The HLM8 program has a number of new statistical features.

Estimating HLM from incomplete data

In HLM 8, the ability to estimate an HLM from incomplete data was added. This is a completely automated approach that generates and analyses multiply imputed data sets from incomplete data. The model is fully multivariate and enables the analyst to strengthen imputation through auxiliary variables. This means that the user specifies the HLM; the program automatically searches the data to discover which variables have missing values and then estimates a multivariate hierarchical linear model (”imputation model”) in which all variables having missed values are regressed on all variables having complete data. The program then uses the resulting parameter estimates to generate M imputed data sets, each of which is then analysed in turn. Results are combined using the “Rubin rules”.

Flexible Combinations of Fixed Intercepts and Random Coefficients

Another new feature of HLM 8 is that flexible combinations of Fixed Intercepts and Random Coefficients (FIRC) are now included in HLM2, HLM3, HLM4, HCM2, HCM3 and HLM2.

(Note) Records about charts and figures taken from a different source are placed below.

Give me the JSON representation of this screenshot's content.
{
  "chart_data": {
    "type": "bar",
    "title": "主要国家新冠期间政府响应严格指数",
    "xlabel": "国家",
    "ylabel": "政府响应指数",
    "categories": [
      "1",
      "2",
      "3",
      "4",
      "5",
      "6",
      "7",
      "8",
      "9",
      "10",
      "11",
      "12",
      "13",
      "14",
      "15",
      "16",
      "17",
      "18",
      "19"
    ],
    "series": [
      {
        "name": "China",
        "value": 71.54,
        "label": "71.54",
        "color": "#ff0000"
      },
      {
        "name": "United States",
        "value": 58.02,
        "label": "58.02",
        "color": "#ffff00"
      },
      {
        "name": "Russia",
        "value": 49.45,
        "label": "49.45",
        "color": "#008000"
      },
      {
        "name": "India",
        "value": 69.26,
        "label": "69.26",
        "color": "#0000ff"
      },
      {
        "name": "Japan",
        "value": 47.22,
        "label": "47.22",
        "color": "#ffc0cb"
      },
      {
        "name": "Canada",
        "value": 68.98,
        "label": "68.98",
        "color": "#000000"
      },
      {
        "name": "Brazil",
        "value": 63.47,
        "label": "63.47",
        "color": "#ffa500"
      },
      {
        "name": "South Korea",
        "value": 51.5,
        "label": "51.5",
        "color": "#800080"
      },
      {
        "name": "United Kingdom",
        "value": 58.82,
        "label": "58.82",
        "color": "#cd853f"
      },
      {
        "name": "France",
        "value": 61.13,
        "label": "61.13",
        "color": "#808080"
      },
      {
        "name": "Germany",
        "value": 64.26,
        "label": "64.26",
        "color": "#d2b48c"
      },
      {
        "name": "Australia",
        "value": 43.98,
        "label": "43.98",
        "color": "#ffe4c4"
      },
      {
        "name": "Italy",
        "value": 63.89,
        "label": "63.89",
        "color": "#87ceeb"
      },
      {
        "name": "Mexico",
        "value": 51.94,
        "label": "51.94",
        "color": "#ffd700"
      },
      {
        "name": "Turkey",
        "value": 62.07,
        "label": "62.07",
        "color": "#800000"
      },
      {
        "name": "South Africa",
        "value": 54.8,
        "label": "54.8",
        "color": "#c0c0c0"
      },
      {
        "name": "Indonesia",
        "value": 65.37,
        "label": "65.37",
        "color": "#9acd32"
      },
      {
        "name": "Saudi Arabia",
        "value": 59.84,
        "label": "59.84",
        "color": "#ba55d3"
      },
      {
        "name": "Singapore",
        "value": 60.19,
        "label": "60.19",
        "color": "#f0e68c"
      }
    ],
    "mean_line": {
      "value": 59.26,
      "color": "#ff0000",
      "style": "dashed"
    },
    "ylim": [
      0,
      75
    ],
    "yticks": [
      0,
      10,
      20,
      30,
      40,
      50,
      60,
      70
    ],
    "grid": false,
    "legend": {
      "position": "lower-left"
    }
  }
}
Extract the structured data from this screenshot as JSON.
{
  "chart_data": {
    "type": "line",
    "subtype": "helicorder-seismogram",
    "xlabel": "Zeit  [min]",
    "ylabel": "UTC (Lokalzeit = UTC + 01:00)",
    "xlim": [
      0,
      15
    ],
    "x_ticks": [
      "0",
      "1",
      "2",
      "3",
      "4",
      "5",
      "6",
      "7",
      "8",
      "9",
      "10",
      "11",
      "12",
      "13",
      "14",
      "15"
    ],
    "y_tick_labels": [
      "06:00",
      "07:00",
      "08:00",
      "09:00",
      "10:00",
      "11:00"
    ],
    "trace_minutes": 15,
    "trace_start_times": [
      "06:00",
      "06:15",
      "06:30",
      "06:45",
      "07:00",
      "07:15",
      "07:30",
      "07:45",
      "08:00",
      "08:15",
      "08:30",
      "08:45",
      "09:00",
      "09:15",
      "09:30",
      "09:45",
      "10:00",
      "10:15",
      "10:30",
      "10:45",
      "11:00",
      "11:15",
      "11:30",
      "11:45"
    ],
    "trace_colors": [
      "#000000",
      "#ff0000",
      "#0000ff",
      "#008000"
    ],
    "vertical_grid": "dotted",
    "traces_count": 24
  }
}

A concern that can arise in multilevel causal studies is that random effects may be correlated with treatment assignment. For example, suppose that treatments are assigned non-randomly to students who are nested within schools. Estimating a two-level model with random school intercepts will generate bias if the random intercepts are correlated with treatment effects. The conventional strategy is to specify a fixed effects model for schools. However, this approach assumes homogeneous treatment effects, possibly leading to biased estimates of the average treatment effect, incorrect standard errors, and inappropriate interpretation. HLM 8 allows the analyst to combine fixed intercepts with random coefficients in models that address these problems and to facilitate a richer summary including an estimate of the variation of treatment effects and empirical Bayes estimates of unit-specific treatment effects. This approach was proposed in Bloom, Raudenbush, Weiss and Porter (2017).